It feels to me like…a lot of the presentation code I do is to aggregate things into some kind of pivot table.
But I wasn’t thinking that clearly — I had just rebuilt our database of nessus scan data from the 8GB of XML I have harvested over the last 15 months of weekly scans of our network. Then I found https://pivottable.js.org/examples/ and I wanted to try it, but needed a useful data source…and I’d just built…a data source.
So I built a little AJAX query for my nessus scan data, and then included the pivottable.js library and the google charts API…a little bit of code to do the AJAX query, and a simple wrapper to render the pivottableUI
This produces a UI that lets you pivot the data by different rows / columns, choose different aggregators and present this in various chart and tabular / heatmap formats.
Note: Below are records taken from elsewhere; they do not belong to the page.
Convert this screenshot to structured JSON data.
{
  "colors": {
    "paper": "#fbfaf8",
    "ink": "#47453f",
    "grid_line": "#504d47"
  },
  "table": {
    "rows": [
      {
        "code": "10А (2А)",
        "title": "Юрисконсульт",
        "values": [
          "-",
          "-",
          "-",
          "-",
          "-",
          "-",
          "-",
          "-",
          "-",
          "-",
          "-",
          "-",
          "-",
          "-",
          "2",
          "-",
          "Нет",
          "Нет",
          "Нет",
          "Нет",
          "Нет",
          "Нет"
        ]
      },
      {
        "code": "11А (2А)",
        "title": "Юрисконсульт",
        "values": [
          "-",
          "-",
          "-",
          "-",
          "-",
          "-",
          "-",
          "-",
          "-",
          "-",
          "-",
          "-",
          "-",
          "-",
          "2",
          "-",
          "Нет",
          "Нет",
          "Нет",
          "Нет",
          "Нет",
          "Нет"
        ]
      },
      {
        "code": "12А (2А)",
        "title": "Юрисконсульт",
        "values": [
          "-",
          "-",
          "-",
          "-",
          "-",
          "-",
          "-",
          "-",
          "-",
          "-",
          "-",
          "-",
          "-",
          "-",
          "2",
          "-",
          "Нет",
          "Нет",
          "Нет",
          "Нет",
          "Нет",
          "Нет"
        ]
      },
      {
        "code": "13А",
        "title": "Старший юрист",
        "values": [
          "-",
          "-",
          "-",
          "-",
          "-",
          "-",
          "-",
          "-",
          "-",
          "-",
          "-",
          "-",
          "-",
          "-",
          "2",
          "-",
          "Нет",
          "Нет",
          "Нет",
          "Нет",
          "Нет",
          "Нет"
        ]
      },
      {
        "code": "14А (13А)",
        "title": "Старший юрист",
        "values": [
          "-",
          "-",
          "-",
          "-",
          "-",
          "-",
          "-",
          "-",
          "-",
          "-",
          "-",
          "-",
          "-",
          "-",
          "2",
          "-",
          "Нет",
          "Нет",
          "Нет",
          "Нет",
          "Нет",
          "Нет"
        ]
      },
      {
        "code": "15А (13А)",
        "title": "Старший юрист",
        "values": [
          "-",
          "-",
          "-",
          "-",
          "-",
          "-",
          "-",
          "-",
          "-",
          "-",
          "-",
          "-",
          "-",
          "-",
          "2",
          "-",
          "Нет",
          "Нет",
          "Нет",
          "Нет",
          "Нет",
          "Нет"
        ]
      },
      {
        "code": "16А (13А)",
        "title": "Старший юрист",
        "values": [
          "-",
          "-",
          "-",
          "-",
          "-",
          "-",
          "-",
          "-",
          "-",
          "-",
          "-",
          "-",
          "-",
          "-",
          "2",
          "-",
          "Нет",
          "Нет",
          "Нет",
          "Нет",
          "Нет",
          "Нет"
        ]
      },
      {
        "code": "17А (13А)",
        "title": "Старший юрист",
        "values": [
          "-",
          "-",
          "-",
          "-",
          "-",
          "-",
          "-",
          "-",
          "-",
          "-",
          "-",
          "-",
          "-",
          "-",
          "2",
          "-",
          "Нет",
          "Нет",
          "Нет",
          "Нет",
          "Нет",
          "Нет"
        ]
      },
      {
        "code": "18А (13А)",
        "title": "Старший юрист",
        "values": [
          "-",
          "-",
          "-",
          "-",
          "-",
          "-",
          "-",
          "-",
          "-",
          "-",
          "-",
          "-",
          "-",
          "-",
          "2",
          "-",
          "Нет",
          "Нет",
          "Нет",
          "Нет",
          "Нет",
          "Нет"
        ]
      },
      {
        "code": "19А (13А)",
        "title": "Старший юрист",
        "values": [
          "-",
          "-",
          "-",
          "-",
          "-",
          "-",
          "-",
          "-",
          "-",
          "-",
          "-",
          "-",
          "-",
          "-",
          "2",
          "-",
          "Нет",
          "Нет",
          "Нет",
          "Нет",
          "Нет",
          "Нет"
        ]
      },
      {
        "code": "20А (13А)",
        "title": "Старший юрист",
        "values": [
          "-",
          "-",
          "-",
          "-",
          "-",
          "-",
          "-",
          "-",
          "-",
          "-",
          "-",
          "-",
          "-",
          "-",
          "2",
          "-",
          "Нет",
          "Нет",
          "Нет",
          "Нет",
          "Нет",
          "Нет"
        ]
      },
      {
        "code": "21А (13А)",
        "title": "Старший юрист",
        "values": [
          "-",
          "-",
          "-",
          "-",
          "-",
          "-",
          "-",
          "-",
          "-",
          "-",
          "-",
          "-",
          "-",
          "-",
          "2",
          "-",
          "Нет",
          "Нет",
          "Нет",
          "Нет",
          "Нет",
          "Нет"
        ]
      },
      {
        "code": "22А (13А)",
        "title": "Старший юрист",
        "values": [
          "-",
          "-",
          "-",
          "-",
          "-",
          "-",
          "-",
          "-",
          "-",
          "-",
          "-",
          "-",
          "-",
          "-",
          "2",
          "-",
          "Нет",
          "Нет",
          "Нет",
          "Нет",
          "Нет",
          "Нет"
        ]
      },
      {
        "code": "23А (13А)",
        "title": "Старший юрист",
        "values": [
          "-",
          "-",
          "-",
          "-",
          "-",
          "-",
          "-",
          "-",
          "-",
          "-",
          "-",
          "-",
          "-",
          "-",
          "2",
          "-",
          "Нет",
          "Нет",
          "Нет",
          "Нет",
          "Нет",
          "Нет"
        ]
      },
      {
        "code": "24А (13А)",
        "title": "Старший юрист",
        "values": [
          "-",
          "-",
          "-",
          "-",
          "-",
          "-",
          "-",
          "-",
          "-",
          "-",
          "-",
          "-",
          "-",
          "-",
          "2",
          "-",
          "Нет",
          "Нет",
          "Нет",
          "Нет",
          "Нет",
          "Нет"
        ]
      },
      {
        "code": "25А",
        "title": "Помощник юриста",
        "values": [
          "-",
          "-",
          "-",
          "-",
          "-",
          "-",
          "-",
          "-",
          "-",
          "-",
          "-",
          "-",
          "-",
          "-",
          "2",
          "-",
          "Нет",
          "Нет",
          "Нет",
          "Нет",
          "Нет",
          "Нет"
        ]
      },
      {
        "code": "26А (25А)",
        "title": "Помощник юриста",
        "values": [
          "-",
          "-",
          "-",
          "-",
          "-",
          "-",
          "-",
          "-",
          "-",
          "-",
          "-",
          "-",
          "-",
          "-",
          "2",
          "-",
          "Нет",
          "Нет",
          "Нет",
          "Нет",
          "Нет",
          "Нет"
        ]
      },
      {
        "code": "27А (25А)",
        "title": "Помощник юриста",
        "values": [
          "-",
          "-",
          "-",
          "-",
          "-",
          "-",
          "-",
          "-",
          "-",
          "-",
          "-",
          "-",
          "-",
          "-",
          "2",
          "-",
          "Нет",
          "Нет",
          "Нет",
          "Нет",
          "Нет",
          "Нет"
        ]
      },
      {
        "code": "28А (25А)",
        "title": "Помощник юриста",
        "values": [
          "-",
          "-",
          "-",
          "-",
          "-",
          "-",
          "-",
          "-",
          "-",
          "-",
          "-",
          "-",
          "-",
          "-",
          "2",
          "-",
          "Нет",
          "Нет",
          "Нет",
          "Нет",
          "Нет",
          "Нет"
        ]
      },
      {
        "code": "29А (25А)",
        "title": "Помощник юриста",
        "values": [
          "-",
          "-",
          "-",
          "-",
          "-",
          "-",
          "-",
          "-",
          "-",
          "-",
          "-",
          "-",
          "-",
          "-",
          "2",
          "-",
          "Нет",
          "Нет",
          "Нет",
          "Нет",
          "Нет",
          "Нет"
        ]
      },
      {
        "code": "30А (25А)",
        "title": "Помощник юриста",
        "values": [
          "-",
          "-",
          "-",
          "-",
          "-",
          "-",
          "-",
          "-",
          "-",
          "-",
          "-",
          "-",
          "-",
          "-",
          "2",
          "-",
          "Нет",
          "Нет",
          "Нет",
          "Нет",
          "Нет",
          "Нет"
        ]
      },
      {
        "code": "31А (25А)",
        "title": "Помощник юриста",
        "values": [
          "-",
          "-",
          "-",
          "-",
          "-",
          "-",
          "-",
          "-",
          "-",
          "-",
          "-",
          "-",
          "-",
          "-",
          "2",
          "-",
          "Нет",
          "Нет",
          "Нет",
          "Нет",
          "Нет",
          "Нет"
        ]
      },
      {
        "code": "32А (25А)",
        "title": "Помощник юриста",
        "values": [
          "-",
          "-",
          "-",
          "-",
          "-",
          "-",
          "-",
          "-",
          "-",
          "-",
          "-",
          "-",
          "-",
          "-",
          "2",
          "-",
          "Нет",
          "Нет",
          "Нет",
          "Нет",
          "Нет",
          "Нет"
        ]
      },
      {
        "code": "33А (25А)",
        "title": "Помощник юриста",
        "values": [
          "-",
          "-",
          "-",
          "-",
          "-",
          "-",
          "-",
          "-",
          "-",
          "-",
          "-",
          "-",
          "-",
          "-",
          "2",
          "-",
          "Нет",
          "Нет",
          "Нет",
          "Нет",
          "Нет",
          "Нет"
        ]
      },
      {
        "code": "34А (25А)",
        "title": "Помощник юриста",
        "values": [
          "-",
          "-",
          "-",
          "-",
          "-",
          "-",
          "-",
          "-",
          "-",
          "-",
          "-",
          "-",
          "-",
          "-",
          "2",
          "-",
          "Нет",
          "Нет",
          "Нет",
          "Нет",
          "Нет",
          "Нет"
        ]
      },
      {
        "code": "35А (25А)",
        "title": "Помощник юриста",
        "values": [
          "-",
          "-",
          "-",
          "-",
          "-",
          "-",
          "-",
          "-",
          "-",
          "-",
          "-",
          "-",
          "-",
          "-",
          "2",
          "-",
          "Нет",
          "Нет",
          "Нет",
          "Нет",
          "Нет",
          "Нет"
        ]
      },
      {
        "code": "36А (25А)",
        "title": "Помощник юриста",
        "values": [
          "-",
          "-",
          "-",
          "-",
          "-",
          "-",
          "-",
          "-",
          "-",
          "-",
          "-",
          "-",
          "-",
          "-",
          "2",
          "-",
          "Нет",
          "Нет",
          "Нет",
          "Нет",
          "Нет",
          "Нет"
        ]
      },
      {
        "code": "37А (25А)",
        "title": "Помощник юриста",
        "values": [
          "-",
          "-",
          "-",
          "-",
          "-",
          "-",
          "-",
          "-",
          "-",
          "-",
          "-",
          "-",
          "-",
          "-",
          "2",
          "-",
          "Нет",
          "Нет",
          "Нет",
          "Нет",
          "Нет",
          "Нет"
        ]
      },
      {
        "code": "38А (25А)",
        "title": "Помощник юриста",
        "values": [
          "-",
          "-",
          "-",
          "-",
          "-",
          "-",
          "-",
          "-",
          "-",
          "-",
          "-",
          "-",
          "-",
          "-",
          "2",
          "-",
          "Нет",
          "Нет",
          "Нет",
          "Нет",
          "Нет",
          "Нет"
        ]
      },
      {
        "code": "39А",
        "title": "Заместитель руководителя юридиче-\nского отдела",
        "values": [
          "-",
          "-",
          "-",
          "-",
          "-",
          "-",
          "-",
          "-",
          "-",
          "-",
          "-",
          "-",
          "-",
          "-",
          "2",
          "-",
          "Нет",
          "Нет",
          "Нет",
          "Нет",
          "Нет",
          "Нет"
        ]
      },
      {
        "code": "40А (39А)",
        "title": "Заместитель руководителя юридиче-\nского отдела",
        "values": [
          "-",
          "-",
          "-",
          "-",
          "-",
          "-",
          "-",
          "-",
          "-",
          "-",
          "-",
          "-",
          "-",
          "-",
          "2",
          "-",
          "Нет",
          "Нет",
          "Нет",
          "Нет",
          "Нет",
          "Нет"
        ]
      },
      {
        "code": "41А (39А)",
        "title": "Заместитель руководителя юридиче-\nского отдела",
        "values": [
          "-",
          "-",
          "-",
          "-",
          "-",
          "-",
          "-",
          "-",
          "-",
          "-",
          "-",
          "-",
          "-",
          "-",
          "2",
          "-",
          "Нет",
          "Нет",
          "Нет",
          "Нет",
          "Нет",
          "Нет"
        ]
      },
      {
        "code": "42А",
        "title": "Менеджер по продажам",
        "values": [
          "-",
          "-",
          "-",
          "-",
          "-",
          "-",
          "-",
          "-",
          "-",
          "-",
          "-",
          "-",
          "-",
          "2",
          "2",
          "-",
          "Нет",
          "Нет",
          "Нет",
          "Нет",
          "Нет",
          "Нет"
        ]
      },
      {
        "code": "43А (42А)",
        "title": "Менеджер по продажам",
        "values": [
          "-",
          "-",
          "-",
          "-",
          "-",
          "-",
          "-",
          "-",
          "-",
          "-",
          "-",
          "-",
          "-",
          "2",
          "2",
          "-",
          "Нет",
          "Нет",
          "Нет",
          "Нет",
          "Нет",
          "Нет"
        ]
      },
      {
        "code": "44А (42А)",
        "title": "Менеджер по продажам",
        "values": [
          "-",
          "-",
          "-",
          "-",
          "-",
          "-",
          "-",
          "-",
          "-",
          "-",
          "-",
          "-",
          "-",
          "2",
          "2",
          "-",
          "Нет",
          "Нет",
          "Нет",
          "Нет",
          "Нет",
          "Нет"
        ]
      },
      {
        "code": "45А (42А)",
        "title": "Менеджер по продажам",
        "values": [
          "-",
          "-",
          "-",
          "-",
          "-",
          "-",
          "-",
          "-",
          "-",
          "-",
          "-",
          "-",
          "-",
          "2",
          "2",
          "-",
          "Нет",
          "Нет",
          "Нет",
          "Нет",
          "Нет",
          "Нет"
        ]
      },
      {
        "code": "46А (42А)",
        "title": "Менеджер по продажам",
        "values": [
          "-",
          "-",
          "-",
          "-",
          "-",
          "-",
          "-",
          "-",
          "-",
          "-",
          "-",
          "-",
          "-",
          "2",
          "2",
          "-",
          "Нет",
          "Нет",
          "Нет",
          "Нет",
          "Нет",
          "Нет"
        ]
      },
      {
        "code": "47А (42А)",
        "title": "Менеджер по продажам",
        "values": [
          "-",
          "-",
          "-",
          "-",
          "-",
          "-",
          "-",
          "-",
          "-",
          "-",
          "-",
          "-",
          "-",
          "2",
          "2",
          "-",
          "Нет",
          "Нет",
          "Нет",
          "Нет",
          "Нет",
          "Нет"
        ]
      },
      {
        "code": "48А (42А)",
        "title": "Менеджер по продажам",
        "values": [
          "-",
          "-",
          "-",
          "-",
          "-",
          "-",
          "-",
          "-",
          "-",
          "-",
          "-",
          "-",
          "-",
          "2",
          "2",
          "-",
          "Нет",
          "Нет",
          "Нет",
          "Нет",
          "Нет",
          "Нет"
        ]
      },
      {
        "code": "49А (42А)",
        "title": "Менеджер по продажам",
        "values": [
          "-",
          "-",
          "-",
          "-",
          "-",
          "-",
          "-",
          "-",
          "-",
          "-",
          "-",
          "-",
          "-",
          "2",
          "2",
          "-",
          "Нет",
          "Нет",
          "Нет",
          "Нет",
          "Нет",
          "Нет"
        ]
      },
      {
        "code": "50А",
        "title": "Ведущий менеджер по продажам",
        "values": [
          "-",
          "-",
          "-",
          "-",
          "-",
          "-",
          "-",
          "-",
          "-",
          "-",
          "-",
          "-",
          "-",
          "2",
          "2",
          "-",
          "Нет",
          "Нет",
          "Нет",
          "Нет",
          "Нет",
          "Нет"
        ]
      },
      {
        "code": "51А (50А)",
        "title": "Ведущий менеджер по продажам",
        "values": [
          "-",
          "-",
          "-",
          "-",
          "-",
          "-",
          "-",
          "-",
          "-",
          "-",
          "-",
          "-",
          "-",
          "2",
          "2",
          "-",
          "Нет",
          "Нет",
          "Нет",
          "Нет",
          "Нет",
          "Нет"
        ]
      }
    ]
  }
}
Which all…sounds, uh…great.
What does that mean? Well…I realised this was a classic case of:
- I didn’t know what I wanted
- But I knew I didn’t have it
- And I’d know it when I saw it…
I started playing with this, and suddenly realised I could zoom in from the high-level aggregate view of our network vulnerability posture right down to which hosts were problematic and in which ways.
I can get a graph that lets me track the number of hosts in a given subnet with high / critical severity vulnerabilities per month. I can then split this up by vulnerability.
I can use a table view to see which vulnerabilities are increasing, which are not getting resolved.
I can zero in on problem hosts. I can look at which ports / services are the problem areas.